War in Israel highlights energy needs

Oil price may drop as exports stay level

Smoke rises following an Israeli airstrike in Gaza City, Thursday, Oct. 12, 2023. Israel's retaliation has escalated after Gaza's militant Hamas rulers launched an unprecedented attack on Israel Saturday, killing over 1,200 Israelis and taking captive dozens.

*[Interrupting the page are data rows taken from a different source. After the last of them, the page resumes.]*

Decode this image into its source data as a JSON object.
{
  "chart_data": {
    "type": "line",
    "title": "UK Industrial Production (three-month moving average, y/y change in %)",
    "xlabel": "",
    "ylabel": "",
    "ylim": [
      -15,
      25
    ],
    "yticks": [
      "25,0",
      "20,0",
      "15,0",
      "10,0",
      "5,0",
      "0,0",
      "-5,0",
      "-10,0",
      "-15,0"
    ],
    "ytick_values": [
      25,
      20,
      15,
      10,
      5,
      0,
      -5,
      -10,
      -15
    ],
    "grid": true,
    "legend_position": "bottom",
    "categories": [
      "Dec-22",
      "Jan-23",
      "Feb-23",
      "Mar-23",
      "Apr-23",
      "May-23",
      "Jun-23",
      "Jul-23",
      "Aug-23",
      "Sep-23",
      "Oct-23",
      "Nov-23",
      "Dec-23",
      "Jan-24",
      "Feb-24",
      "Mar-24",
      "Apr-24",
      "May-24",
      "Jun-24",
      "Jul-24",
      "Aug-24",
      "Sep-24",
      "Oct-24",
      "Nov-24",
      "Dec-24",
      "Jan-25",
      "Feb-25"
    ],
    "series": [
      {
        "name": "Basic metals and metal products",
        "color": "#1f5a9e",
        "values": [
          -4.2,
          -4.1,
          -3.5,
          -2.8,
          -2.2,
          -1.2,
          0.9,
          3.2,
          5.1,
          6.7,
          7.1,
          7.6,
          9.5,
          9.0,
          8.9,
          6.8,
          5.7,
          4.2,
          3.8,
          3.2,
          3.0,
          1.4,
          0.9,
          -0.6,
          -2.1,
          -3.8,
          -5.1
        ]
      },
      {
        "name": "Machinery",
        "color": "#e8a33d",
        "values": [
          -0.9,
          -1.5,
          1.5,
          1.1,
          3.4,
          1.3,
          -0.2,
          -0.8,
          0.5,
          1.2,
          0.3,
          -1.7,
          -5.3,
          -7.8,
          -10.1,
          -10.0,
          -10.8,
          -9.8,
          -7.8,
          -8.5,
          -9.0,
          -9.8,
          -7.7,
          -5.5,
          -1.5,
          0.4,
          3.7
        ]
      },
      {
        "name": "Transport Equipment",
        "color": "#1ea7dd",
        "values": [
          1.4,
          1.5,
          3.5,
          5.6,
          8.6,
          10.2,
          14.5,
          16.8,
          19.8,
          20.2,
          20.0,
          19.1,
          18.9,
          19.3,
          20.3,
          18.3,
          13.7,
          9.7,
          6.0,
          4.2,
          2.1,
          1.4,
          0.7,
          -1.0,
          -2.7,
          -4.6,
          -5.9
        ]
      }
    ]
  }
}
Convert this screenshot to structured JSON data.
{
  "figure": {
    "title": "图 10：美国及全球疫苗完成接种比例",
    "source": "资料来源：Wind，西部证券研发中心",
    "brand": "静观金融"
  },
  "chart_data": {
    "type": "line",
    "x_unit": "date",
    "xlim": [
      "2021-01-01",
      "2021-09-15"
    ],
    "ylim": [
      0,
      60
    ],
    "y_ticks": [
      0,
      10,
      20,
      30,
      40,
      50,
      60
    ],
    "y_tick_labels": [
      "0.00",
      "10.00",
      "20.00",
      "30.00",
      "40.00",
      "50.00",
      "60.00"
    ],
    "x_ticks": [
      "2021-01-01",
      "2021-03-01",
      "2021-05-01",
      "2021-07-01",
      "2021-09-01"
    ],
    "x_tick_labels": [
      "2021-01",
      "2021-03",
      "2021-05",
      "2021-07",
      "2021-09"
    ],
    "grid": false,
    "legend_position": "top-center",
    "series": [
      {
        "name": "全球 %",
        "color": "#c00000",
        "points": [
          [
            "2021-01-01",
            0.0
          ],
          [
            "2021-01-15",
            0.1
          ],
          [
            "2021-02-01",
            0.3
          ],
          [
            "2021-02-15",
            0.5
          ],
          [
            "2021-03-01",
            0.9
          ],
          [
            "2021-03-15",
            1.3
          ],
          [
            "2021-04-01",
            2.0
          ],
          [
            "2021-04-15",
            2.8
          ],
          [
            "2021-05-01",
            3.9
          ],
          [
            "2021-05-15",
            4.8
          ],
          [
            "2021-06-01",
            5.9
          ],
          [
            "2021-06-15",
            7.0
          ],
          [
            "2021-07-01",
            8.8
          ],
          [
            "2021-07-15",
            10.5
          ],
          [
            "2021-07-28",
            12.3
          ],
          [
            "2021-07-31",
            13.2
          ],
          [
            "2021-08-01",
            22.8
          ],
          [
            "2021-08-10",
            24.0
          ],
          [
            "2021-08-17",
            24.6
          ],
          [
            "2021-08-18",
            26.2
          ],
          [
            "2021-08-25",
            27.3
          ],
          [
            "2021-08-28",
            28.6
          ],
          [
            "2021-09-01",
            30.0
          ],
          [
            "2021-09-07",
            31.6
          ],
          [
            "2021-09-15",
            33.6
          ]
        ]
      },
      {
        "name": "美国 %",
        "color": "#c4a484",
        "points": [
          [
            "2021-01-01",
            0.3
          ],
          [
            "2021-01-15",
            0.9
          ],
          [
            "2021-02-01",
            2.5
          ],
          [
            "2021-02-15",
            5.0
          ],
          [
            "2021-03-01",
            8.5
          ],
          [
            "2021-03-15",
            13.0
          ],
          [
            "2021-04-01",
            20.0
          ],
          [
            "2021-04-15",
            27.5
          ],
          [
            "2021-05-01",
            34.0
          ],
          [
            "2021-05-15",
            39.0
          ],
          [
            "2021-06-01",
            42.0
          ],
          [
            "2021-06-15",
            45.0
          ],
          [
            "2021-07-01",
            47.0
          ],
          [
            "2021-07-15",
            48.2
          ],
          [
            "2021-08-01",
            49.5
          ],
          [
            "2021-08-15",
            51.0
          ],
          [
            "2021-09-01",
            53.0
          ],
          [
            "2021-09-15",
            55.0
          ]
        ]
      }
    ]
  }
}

Heavy Israeli airstrikes on the enclave has killed over 1,200 Palestinians. (AP Photo/Fatima Shbair)

The delicate balances that are always at play in the American oil and natural gas business will certainly be affected by the war in Israel and industry experts are watching with great interest to see what those effects will be.

That’s according to Texas Independent Producers & Royalty Owners President Ed Longanecker and Odessa oilman Kirk Edwards, who say the results are unpredictable.

“While some of the risk was not embedded, leading to a spike in commodity prices, nothing has materially impacted the supply-demand balance,” Longanecker said from Austin. “Unless we see an escalation in the conflict or sanctions that directly impact Iranian supply, we expect crude oil prices to decline with no meaningful reduction in oil exports.

“That could certainly change, but clearly some are currently reacting to fear and speculation rather than market fundamentals.”

Edwards said the war should prompt the Biden administration to accelerate the snail’s pace it has been taking to refill the Strategic Petroleum Reserve, which it drained to depress the price of gasoline for the mid-term elections last year.

“The Israeli conflict that is breaking out now adds a bright light to our nation’s SPR and the decimation that has happened to it over the last 18 months,” Edwards said. “As badly as the Israelis were caught off guard, so were we in this country on this type of event happening again just like it did some 50 years ago during the Arab Oil Embargo. The same type of event created the SPR in 1975.

“What folks have to realize is that the SPR has to have sour crude oil along with sweet crude to make the perfect cocktail for our U.S. refineries to use in a crisis,” he said. “If this administration does not now understand that there is a crisis breaking out, then our representatives in Congress and the Senate need to get on their podiums today and yell from the high heavens that we need to get oil back into the SPR immediately.”

Edwards explained that the United States doesn’t have enough sour crude, which has a high sulfur content.

“The U.S. does not make enough sour crude, so we have to import more than five million barrels a day of the stuff just to keep our own refineries going,” he said. “Canada is our major supplier, but we still bring in millions of barrels from those same middle eastern countries that cut us off 50 years ago.

“Sure, crude oil prices may be in the $80-$90 range, but that’s a small price to pay for energy security ahead, don’t you think? Come on Biden administration and congressional leaders, think out of your bipartisan, polarizing boxes and get the SPR filling back up today.

“At some two million barrels of oil per day it will still take six months to get us back to where we were just two years ago.”

Edwards said Biden and Congress “should stop playing politics and play for the protection of our American energy supply.

“We can do this, we just need to start now,” he said. “God bless the Israeli people and what they are going through in their lives. This is their 9-11 and we need to be proactive in helping them and securing our own defenses ahead, defenses that need American oil and natural gas.”